Spatio-temporal relationship of short-term renewable energy forecast errors

Climate-neutral societies rely on large-scale renewable energy expansion. With increasing renewable energy capacities, the impact of renewable energy forecasts errors on energy systems magnifies which strengthens the need to better understand and describe them. Renewable energy forecast errors are particularly interesting when studied in their spatiotemporal domain: Uncorrelated or even negatively correlated forecast errors can get smoothed out reducing the regional impact of forecast errors whereas correlated renewable energy forecast errors can result into largescale deviations between plannable and dispatchable renewable energy which can affect the entire energy system. Despite its importance, an analysis of the spatio-temporal characteristics of short-term renewable energy forecast errors is still lacking. This study aims to close this gap by studying the spatio-temporal characteristics of short-term (1 to 3 days forecast lead time) renewable energy NWP (ECMWF IFS HRES) forecast errors in Europe.

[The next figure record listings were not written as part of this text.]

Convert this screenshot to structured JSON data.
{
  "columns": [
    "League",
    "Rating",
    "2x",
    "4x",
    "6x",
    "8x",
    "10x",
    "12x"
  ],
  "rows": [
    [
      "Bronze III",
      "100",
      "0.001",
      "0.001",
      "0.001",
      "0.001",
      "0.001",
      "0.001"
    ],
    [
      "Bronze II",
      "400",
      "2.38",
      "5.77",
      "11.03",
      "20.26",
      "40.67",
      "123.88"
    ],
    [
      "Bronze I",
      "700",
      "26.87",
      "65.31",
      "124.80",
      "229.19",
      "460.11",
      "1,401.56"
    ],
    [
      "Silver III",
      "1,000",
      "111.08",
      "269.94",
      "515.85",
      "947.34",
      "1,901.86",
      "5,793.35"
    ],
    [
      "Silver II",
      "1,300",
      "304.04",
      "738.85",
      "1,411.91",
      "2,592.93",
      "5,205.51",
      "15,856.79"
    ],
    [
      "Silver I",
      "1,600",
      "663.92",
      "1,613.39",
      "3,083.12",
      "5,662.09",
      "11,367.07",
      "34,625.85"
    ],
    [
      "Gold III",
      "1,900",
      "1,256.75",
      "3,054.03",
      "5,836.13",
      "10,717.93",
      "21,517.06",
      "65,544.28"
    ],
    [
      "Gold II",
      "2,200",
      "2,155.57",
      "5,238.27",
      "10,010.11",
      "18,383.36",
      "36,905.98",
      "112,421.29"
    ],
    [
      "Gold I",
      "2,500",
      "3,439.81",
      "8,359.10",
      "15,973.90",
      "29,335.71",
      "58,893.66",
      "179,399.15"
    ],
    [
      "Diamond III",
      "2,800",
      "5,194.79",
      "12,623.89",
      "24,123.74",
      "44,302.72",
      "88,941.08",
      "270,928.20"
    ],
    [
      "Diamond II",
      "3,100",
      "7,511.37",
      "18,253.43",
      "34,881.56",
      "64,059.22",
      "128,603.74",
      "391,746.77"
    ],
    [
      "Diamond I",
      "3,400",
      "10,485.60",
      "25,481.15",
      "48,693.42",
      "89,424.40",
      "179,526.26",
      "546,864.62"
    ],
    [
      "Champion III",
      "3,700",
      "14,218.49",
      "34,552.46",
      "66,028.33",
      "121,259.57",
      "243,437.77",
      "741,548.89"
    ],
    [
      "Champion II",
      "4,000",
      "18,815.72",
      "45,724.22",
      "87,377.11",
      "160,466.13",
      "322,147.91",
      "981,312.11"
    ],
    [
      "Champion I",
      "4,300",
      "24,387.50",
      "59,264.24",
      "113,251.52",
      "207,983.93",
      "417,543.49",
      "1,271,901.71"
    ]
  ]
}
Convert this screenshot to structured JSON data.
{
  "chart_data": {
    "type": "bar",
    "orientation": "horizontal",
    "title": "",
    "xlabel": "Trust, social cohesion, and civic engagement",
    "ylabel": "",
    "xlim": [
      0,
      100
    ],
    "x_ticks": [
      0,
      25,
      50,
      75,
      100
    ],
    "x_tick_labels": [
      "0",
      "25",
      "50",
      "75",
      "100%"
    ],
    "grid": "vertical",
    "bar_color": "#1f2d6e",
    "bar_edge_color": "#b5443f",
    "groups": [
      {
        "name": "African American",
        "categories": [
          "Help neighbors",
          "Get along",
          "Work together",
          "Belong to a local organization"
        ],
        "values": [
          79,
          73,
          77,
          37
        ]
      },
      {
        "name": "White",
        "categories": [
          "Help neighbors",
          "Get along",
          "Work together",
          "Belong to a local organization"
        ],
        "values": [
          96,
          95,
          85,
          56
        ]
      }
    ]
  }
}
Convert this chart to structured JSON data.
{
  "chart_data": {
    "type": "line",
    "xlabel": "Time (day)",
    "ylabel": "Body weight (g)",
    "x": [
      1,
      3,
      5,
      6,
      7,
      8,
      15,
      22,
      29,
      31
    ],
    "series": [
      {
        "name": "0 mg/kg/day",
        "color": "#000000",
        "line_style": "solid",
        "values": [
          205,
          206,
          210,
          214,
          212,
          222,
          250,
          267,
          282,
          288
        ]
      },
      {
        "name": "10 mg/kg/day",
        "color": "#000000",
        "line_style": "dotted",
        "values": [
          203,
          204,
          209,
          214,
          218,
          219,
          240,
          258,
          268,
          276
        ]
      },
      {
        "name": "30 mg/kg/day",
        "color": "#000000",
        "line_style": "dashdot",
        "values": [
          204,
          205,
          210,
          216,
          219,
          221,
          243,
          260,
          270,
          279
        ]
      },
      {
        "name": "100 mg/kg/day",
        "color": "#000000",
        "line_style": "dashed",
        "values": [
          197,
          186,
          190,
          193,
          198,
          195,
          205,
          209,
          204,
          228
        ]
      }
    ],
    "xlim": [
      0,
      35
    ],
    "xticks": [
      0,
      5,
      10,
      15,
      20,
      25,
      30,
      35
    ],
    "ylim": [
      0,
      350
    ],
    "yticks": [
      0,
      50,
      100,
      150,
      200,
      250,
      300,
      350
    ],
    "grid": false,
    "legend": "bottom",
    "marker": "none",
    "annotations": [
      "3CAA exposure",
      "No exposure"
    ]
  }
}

The spatio-temporal relationship is described by deriving characteristic correlation lengths for each site whereas the effect of smoothing is calculated through the analysis of spatially convoluted forecast errors. We show that solar and wind energy forecast errors have fundamentally different behavior subject to site characteristics and forecast lead times. Furthermore, we identify regions which are prone to forecast smoothing or accumulation. Lastly, we illustrate that accumulated forecast errors for actual renewable sites in Europe are uncorrelated over large distances, yet forecast error clusters can be identified for wind and solar energy. This is particularly crucial for the case of planned wind offshore farms as we show for the EU wind offshore expansion plans until 2030.